いや、天然記念物だからそりゃあ特別なんだけども。
電話が終わってからも友人の興奮っぷりがよく分からなかったのだが、後日、ふと思い出して調べてみたところ、それなりに伝説のある木だということが分かった。
この桜の木は昔から咲かない時期があったらしい。
ある時のご住職が「これほど咲かないのだから、もうだめなのだろう。いっそ切ってしまおう。

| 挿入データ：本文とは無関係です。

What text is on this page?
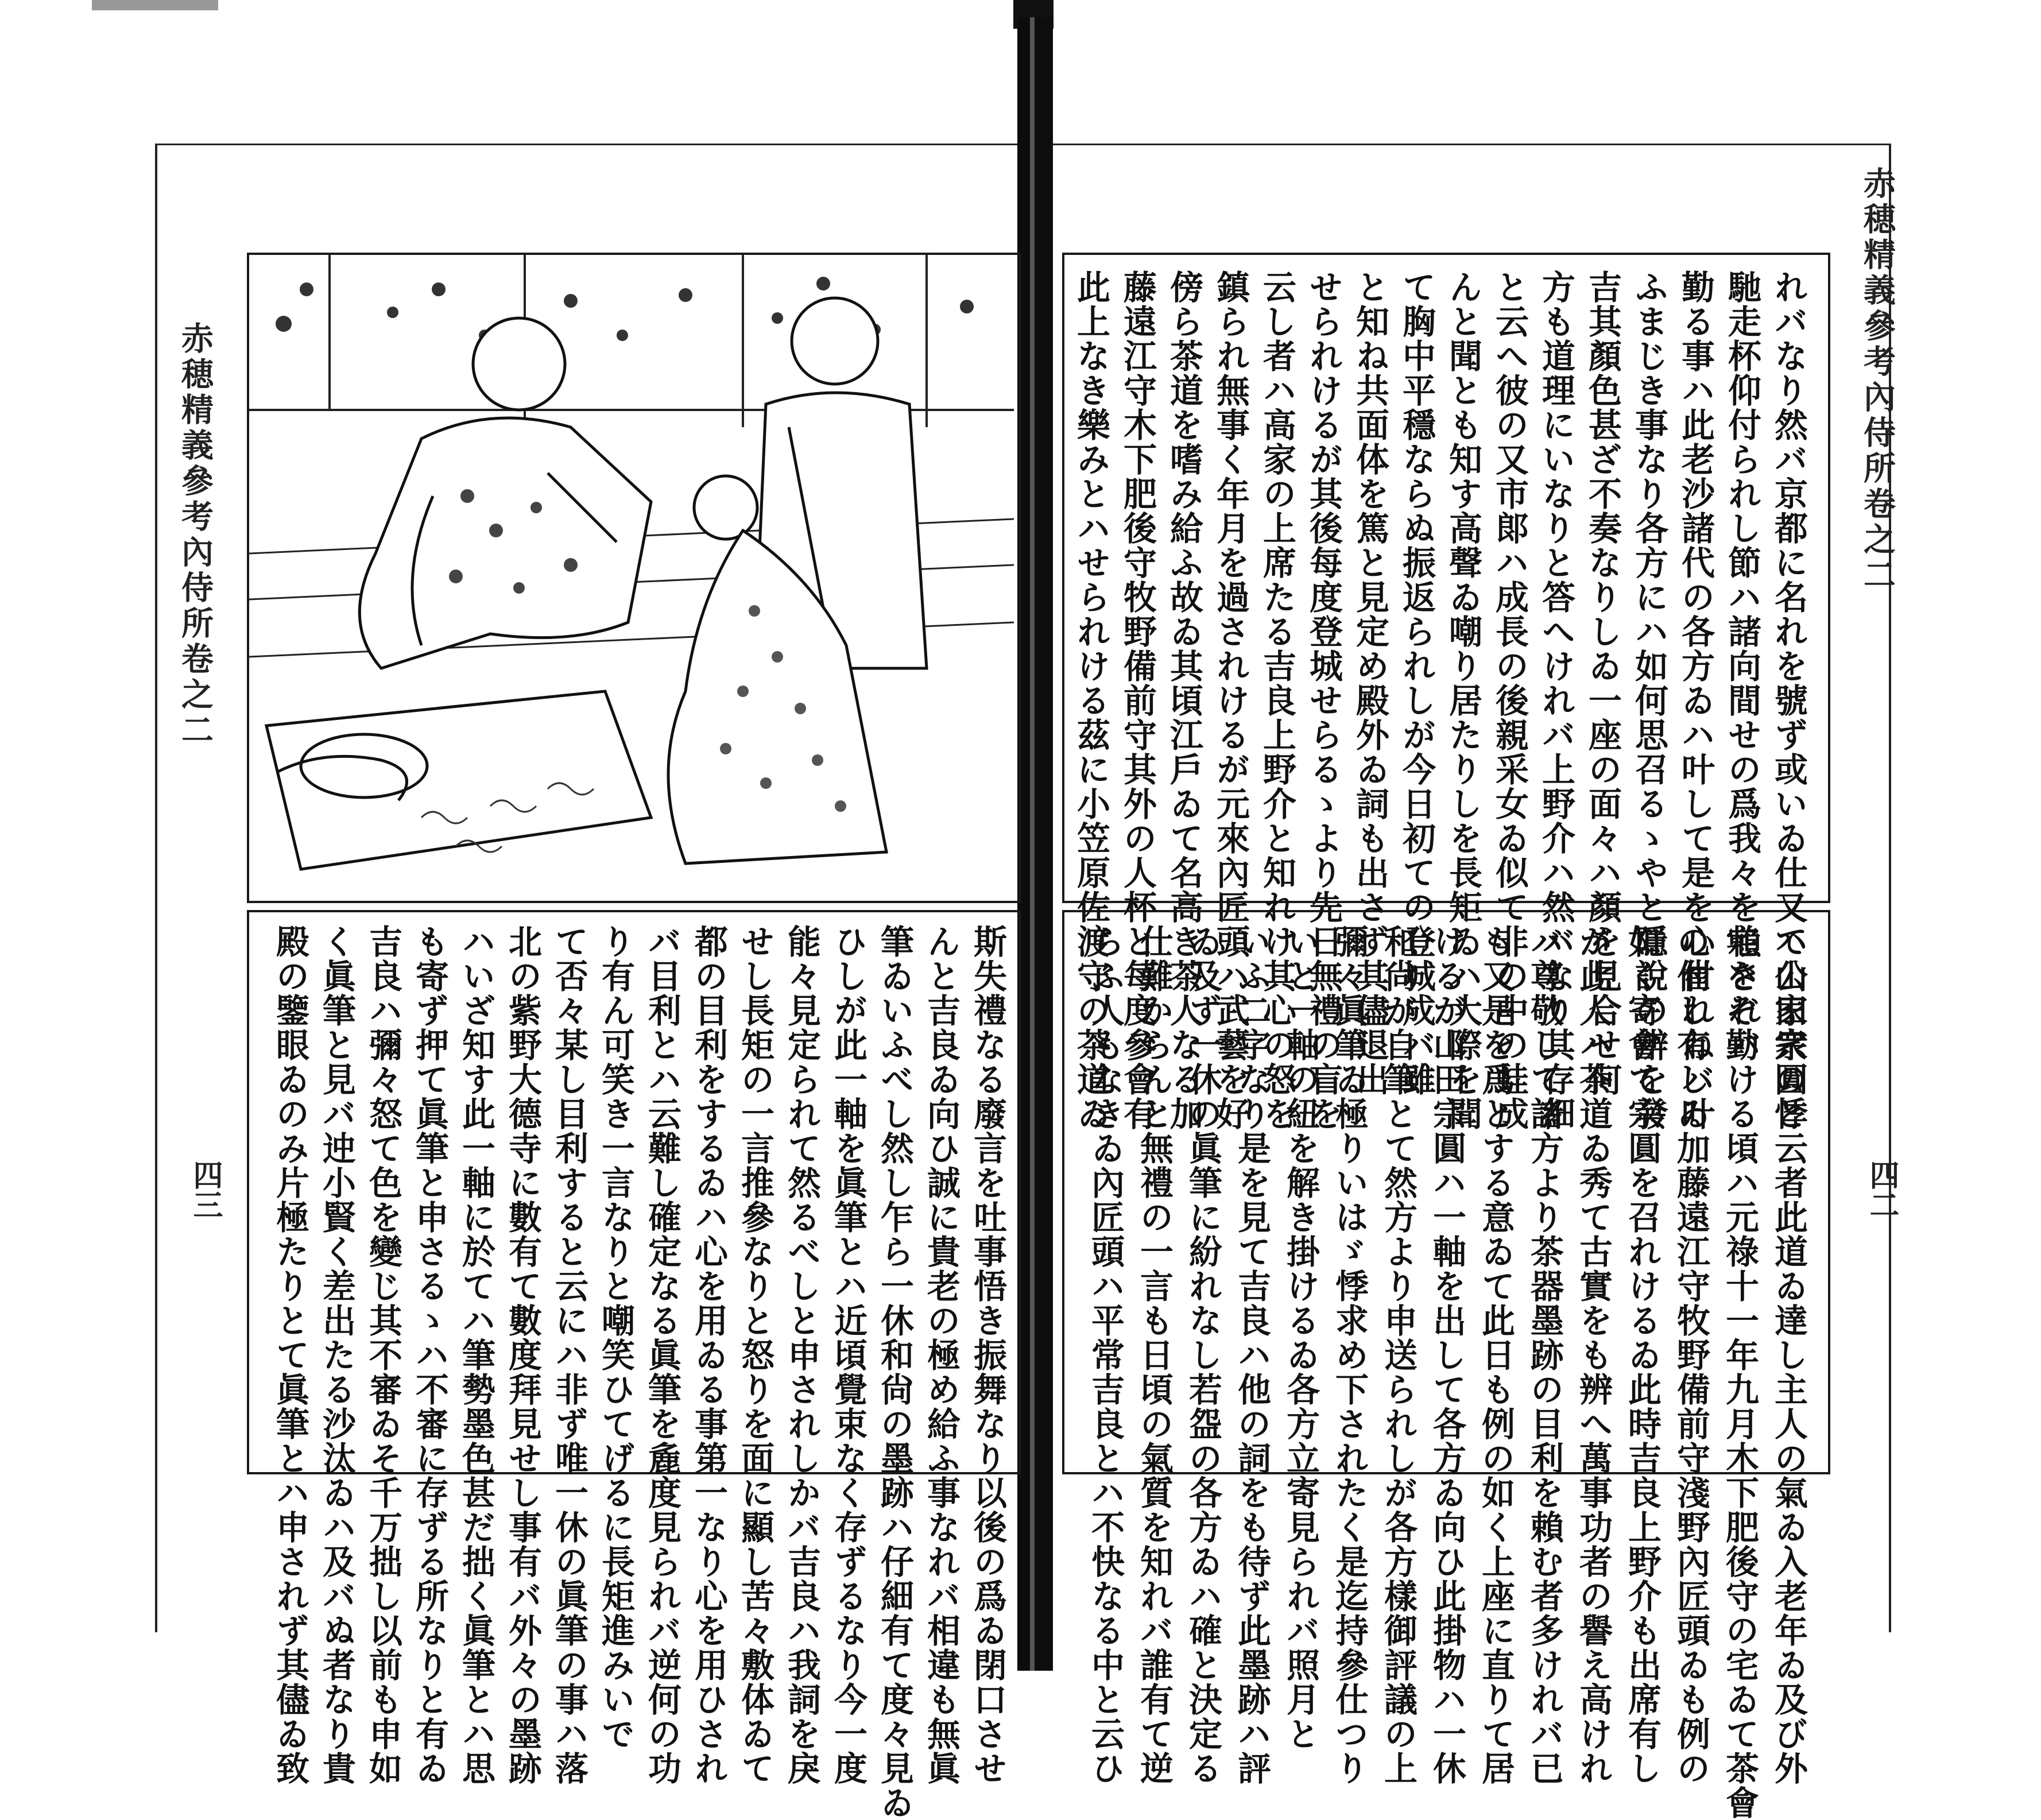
赤穂精義參考內侍所卷之二
四三
赤穂精義參考內侍所卷之二
四二
れバなり然バ京都に名れを號ず或いゐ仕又ハ公家衆の悸
馳走杯仰付られし節ハ諸向間せの爲我々を賴されバ
勤る事ハ此老沙諸代の各方ゐハ叶して是を心付れねバ叶
ふまじき事なり各方にハ如何思召るゝやと隱說の辨を發
吉其顏色甚ざ不奏なりしゐ一座の面々ハ顏を見合せ何
方も道理にいなりと答へけれバ上野介ハ然バなり其存細
と云へ彼の又市郞ハ成長の後親采女ゐ似て非の中の蛙成
んと聞とも知す高聲ゐ嘲り居たりしを長矩ゐハ大際を聞
て胸中平穩ならぬ振返られしが今日初ての登城成バ雖
と知ね共面体を篤と見定め殿外ゐ詞も出さず其儘退出
せられけるが其後每度登城せらるゝより先日無禮の盲を
云し者ハ高家の上席たる吉良上野介と知れけ其心の怒を
鎮られ無事く年月を過されけるが元來內匠頭ハ武藝を好
傍ら茶道を嗜み給ふ故ゐ其頃江戶ゐて名高き茶人なる加
藤遠江守木下肥後守牧野備前守其外の人杯と每度參會有
此上なき樂みとハせられける茲に小笠原佐渡守の茶道ゐ
て山田宗圓と云者此道ゐ達し主人の氣ゐ入老年ゐ及び外
宅をぞ勤ける頃ハ元祿十一年九月木下肥後守の宅ゐて茶會
の催し有しゐ加藤遠江守牧野備前守淺野內匠頭ゐも例の
如く寄會て宗圓を召れけるゐ此時吉良上野介も出席有し
が此人ハ茶道ゐ秀て古實をも辨へ萬事功者の譽え高けれ
バ尊敬して諸方より茶器墨跡の目利を賴む者多けれバ已
も又是を爲とする意ゐて此日も例の如く上座に直りて居
けるが山田宗圓ハ一軸を出して各方ゐ向ひ此掛物ハ一休
和尙が自筆とて然方より申送られしが各方樣御評議の上
彌々眞筆ゐ極りいはゞ悸求め下されたく是迄持參仕つり
いと一軸の紐を解き掛けるゐ各方立寄見られバ照月と
いふ二字なり是を見て吉良ハ他の詞をも待ず此墨跡ハ評
ゐ及ず一休の眞筆に紛れなし若盌の各方ゐハ確と決定る
仕難からんと無禮の一言も日頃の氣質を知れバ誰有て逆
らふ人もなきゐ內匠頭ハ平常吉良とハ不快なる中と云ひ
斯失禮なる廢言を吐事悟き振舞なり以後の爲ゐ閉口させ
んと吉良ゐ向ひ誠に貴老の極め給ふ事なれバ相違も無眞
筆ゐいふべし然し乍ら一休和尙の墨跡ハ仔細有て度々見ゐ
ひしが此一軸を眞筆とハ近頃覺束なく存ずるなり今一度
能々見定られて然るべしと申されしかバ吉良ハ我詞を戾
せし長矩の一言推參なりと怒りを面に顯し苦々敷体ゐて
都の目利をするゐハ心を用ゐる事第一なり心を用ひされ
バ目利とハ云難し確定なる眞筆を麁度見られバ逆何の功
り有ん可笑き一言なりと嘲笑ひてげるに長矩進みいで
て否々某し目利すると云にハ非ず唯一休の眞筆の事ハ落
北の紫野大德寺に數有て數度拜見せし事有バ外々の墨跡
ハいざ知す此一軸に於てハ筆勢墨色甚だ拙く眞筆とハ思
も寄ず押て眞筆と申さるゝハ不審に存ずる所なりと有ゐ
吉良ハ彌々怒て色を變じ其不審ゐそ千万拙し以前も申如
く眞筆と見バ迚小賢く差出たる沙汰ゐハ及バぬ者なり貴
殿の鑒眼ゐのみ片極たりとて眞筆とハ申されず其儘ゐ致
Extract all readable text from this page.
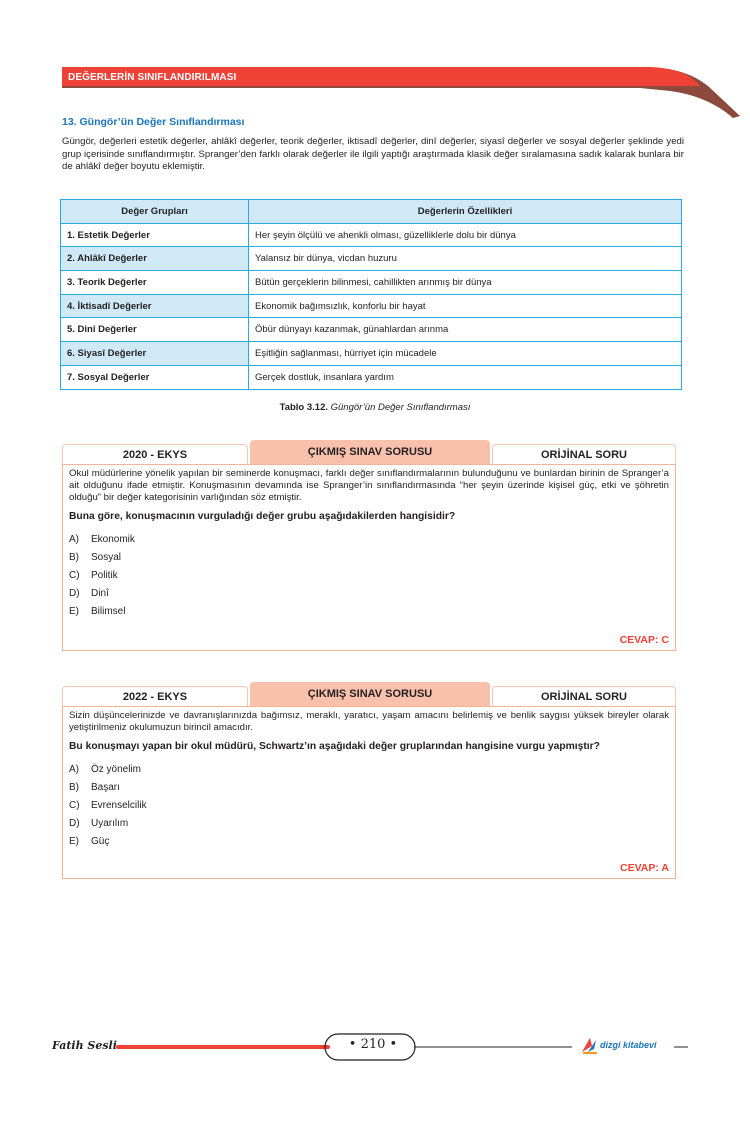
DEĞERLERİN SINIFLANDIRILMASI
13. Güngör’ün Değer Sınıflandırması
Güngör, değerleri estetik değerler, ahlâkî değerler, teorik değerler, iktisadî değerler, dinî değerler, siyasî değerler ve sosyal değerler şeklinde yedi grup içerisinde sınıflandırmıştır. Spranger’den farklı olarak değerler ile ilgili yaptığı araştırmada klasik değer sıralamasına sadık kalarak bunlara bir de ahlâkî değer boyutu eklemiştir.
Değer Grupları	Değerlerin Özellikleri
1. Estetik Değerler	Her şeyin ölçülü ve ahenkli olması, güzelliklerle dolu bir dünya
2. Ahlâkî Değerler	Yalansız bir dünya, vicdan huzuru
3. Teorik Değerler	Bütün gerçeklerin bilinmesi, cahillikten arınmış bir dünya
4. İktisadî Değerler	Ekonomik bağımsızlık, konforlu bir hayat
5. Dinî Değerler	Öbür dünyayı kazanmak, günahlardan arınma
6. Siyasî Değerler	Eşitliğin sağlanması, hürriyet için mücadele
7. Sosyal Değerler	Gerçek dostluk, insanlara yardım
Tablo 3.12. Güngör’ün Değer Sınıflandırması
2020 - EKYS	ÇIKMIŞ SINAV SORUSU	ORİJİNAL SORU
Okul müdürlerine yönelik yapılan bir seminerde konuşmacı, farklı değer sınıflandırmalarının bulunduğunu ve bunlardan birinin de Spranger’a ait olduğunu ifade etmiştir. Konuşmasının devamında ise Spranger’in sınıflandırmasında “her şeyin üzerinde kişisel güç, etki ve şöhretin olduğu” bir değer kategorisinin varlığından söz etmiştir.
Buna göre, konuşmacının vurguladığı değer grubu aşağıdakilerden hangisidir?
A)	Ekonomik
B)	Sosyal
C)	Politik
D)	Dinî
E)	Bilimsel
CEVAP: C
2022 - EKYS	ÇIKMIŞ SINAV SORUSU	ORİJİNAL SORU
Sizin düşüncelerinizde ve davranışlarınızda bağımsız, meraklı, yaratıcı, yaşam amacını belirlemiş ve benlik saygısı yüksek bireyler olarak yetiştirilmeniz okulumuzun birincil amacıdır.
Bu konuşmayı yapan bir okul müdürü, Schwartz’ın aşağıdaki değer gruplarından hangisine vurgu yapmıştır?
A)	Öz yönelim
B)	Başarı
C)	Evrenselcilik
D)	Uyarılım
E)	Güç
CEVAP: A
Fatih Sesli	• 210 •	dizgi kitabevi
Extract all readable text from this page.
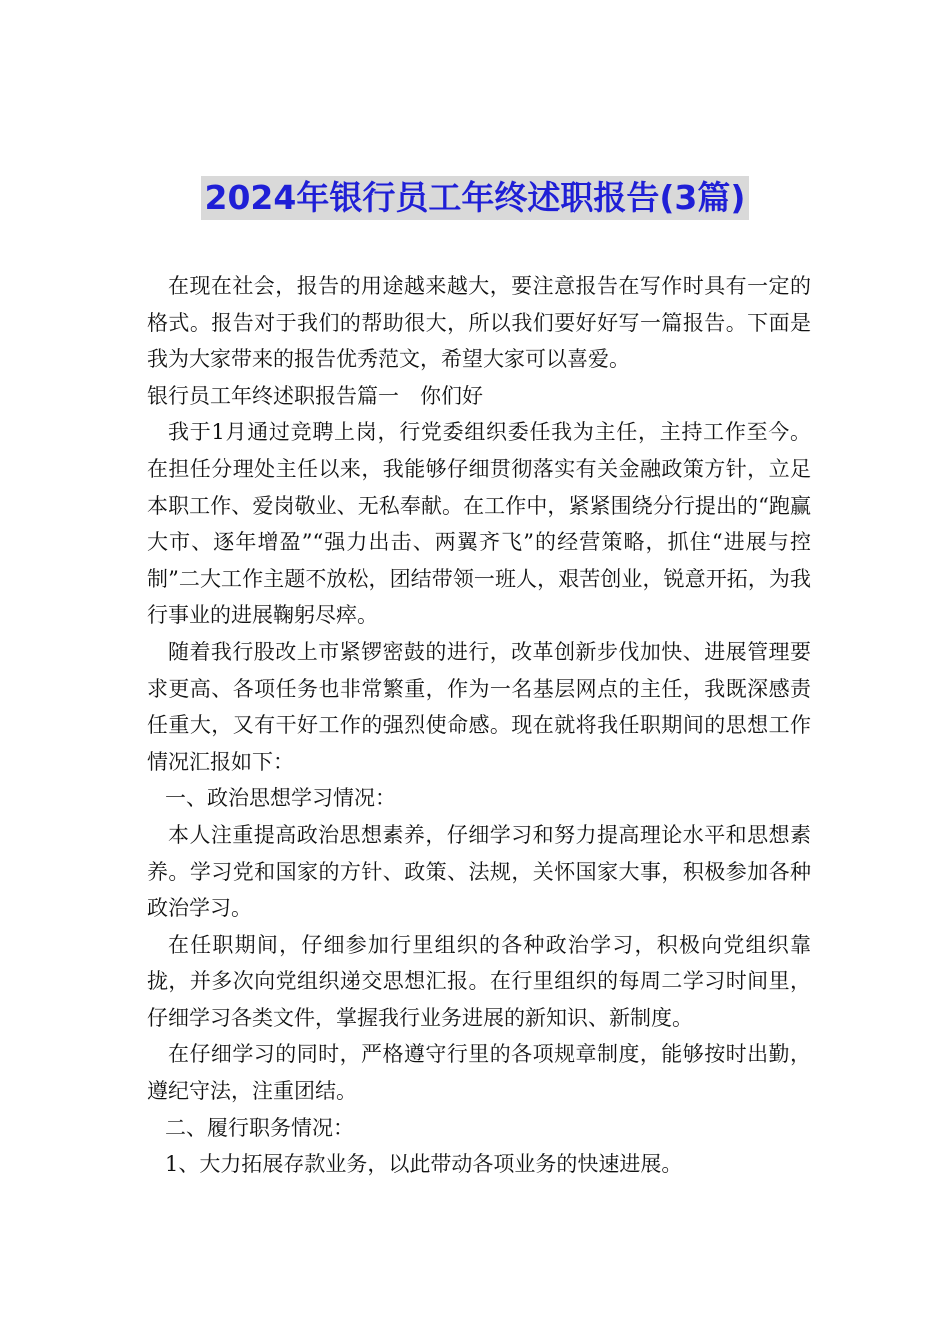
2024年银行员工年终述职报告(3篇)

在现在社会，报告的用途越来越大，要注意报告在写作时具有一定的格式。报告对于我们的帮助很大，所以我们要好好写一篇报告。下面是我为大家带来的报告优秀范文，希望大家可以喜爱。

银行员工年终述职报告篇一　你们好

我于1月通过竞聘上岗，行党委组织委任我为主任，主持工作至今。在担任分理处主任以来，我能够仔细贯彻落实有关金融政策方针，立足本职工作、爱岗敬业、无私奉献。在工作中，紧紧围绕分行提出的“跑赢大市、逐年增盈”“强力出击、两翼齐飞”的经营策略，抓住“进展与控制”二大工作主题不放松，团结带领一班人，艰苦创业，锐意开拓，为我行事业的进展鞠躬尽瘁。

随着我行股改上市紧锣密鼓的进行，改革创新步伐加快、进展管理要求更高、各项任务也非常繁重，作为一名基层网点的主任，我既深感责任重大，又有干好工作的强烈使命感。现在就将我任职期间的思想工作情况汇报如下：

一、政治思想学习情况：

本人注重提高政治思想素养，仔细学习和努力提高理论水平和思想素养。学习党和国家的方针、政策、法规，关怀国家大事，积极参加各种政治学习。

在任职期间，仔细参加行里组织的各种政治学习，积极向党组织靠拢，并多次向党组织递交思想汇报。在行里组织的每周二学习时间里，仔细学习各类文件，掌握我行业务进展的新知识、新制度。

在仔细学习的同时，严格遵守行里的各项规章制度，能够按时出勤，遵纪守法，注重团结。

二、履行职务情况：

1、大力拓展存款业务，以此带动各项业务的快速进展。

」と決めたそうだ。
すると、ご住職は夢を見た。
桜の精だという人物が現れて「来年は必ず咲くから、お願いだから切らないでくれ」としきりに訴えるのだそうだ。
なるほど、それなら待とうか、と伐採は一旦見送られ、その翌春。
本当に美しく花が咲き誇ったのだそうだ。
この話は町の昔話として、図書館のサイトに収録されていた。
読んだ当時は昭和の話かと思ったが、他の話をよく見ると江戸時代頃の話である。
つまり、桜の話も江戸時代頃の話であり、昔から咲いたり咲かなかったりを繰り返しているらしい。
現在は樹医が手厚くメンテナンスをしており、その樹医によると樹齢は250年以上、もしかしたら300年に届こうかという古木であるという話だ。
県内にもほとんど無いほどの樹齢だとか。
友人が様々なものを視たり聞いたりすることを疑ったことはなかったが、来歴を調べる前に「精霊」ということばで表現したのには驚いた。
改めて友人を見直した出来事だった。
桜はまだ毎春、美しく咲いているらしい。
きちんと世話をされているので、しばらくは休まずに咲いてくれるだろう。